親から虐待を受けているだろう少女は、一体何を考えて自白したのだろう。ただ親から逃げるためだけに殺人犯の汚名を被ることにしたのだろうか。それとも少女が本当に殺人を犯したのか、まだ芝浦の目には何も見えてこない。
そして、警察に自首したにも関わらず黙秘を続ける少女の同級生である立川は、何のために自首したのだろう。少なくとも、自首したのであれば黙秘する必要はない。
クラス内でクラスメイトの誰もが認めるいじめに気づいていた担任は何を思ったのか。絡み合いそうで絡まない糸に、芝浦はもう一度小さく溜息をついた。
ふと人の気配が近づいてきて顔を上げれば、樋口が看護師を連れてこちらへ歩いてくる姿が見える。一度、芝浦の前で足を止めると、わざとらしく大きく溜息をついた。

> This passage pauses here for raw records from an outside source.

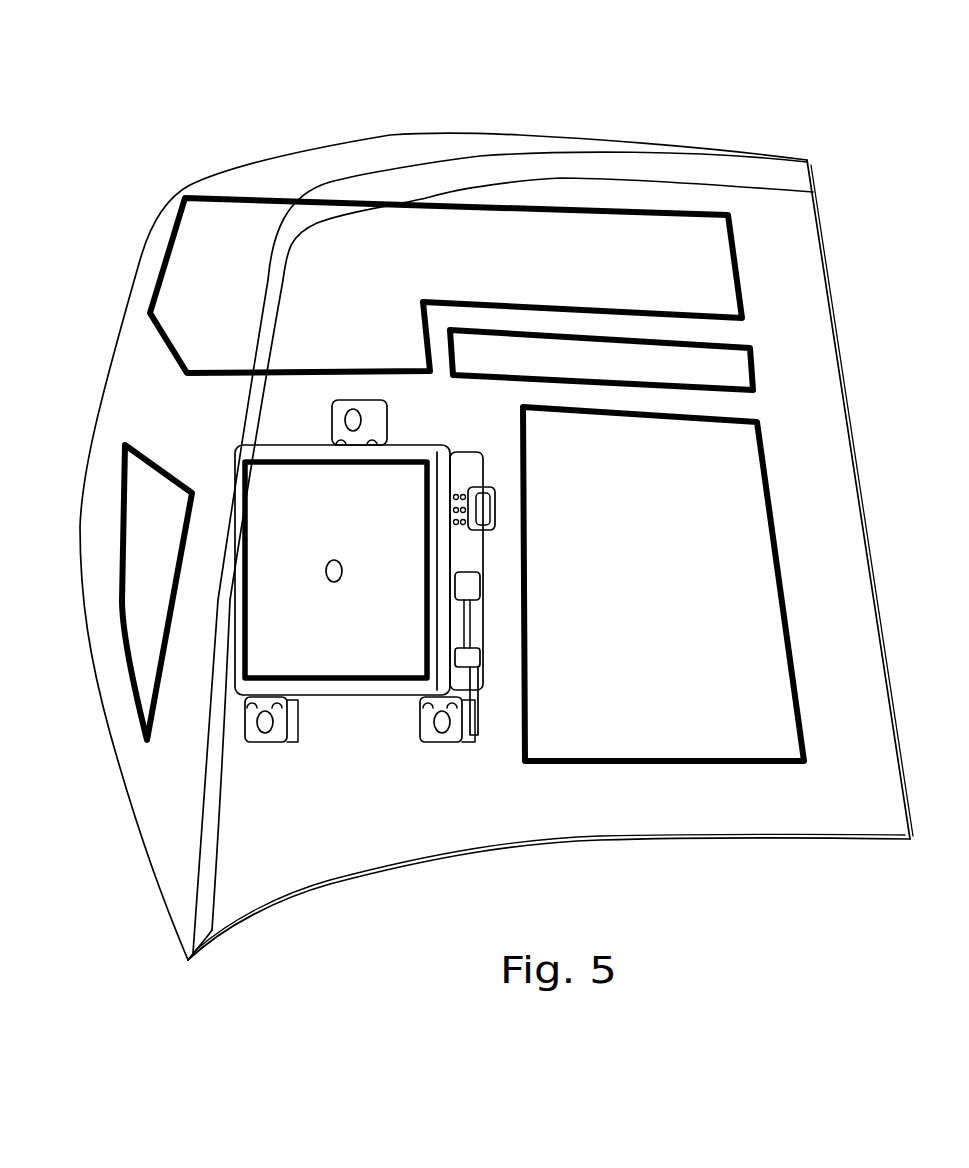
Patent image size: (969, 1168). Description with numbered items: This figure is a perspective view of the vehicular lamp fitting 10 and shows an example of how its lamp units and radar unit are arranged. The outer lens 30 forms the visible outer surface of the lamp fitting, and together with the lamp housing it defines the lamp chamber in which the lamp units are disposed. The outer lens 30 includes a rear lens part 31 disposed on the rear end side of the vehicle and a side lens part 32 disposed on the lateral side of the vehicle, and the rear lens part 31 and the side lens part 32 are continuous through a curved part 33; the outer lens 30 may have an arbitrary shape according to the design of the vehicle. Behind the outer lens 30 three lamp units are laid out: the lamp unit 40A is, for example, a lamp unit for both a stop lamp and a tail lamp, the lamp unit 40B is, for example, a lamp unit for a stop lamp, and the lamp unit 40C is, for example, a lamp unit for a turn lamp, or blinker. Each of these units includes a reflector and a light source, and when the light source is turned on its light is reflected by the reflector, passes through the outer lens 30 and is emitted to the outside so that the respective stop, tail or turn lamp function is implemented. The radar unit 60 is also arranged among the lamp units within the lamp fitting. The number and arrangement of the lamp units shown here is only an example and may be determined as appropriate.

The vehicular lamp fitting 10 is at (540, 97).
The outer lens 30 is at (446, 145).
The rear lens part 31 is at (671, 200).
The side lens part 32 is at (100, 404).
The curved part 33 is at (203, 827).
The lamp unit 40A is at (501, 200).
The lamp unit 40B is at (770, 378).
The lamp unit 40C is at (793, 580).
The radar unit 60 is at (307, 455).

「刑事だから事件を解決するのが仕事だというのは分かっています。けれども、救える命を見殺しにするような真似はしないで下さい」
「あぁ、分かってる……助けたいんだよ、俺も」
誰をとは言わない。助けたいのは無罪である全ての人たちだ。けれども、樋口との付き合いは長いこともあり、芝浦が言いたいことなど樋口にも分かっているのだろう。樋口はそれ以上何が言うこともなく、ノックをしてから病室内に看護師と共に姿を消した。
けれども、それから一分もしない内に扉は開かれ、樋口が顔を覗かせた。
「どうした」
「彼女がどうしてもあなたに言いたいことがあるらしいです」
その言葉に芝浦は気を引き締めると、小さく頷いて樋口の手で開かれた扉をくぐった。そして、やはりこちらを見ていた少女は、助けを求めるような、縋るような目で自分を見ていた。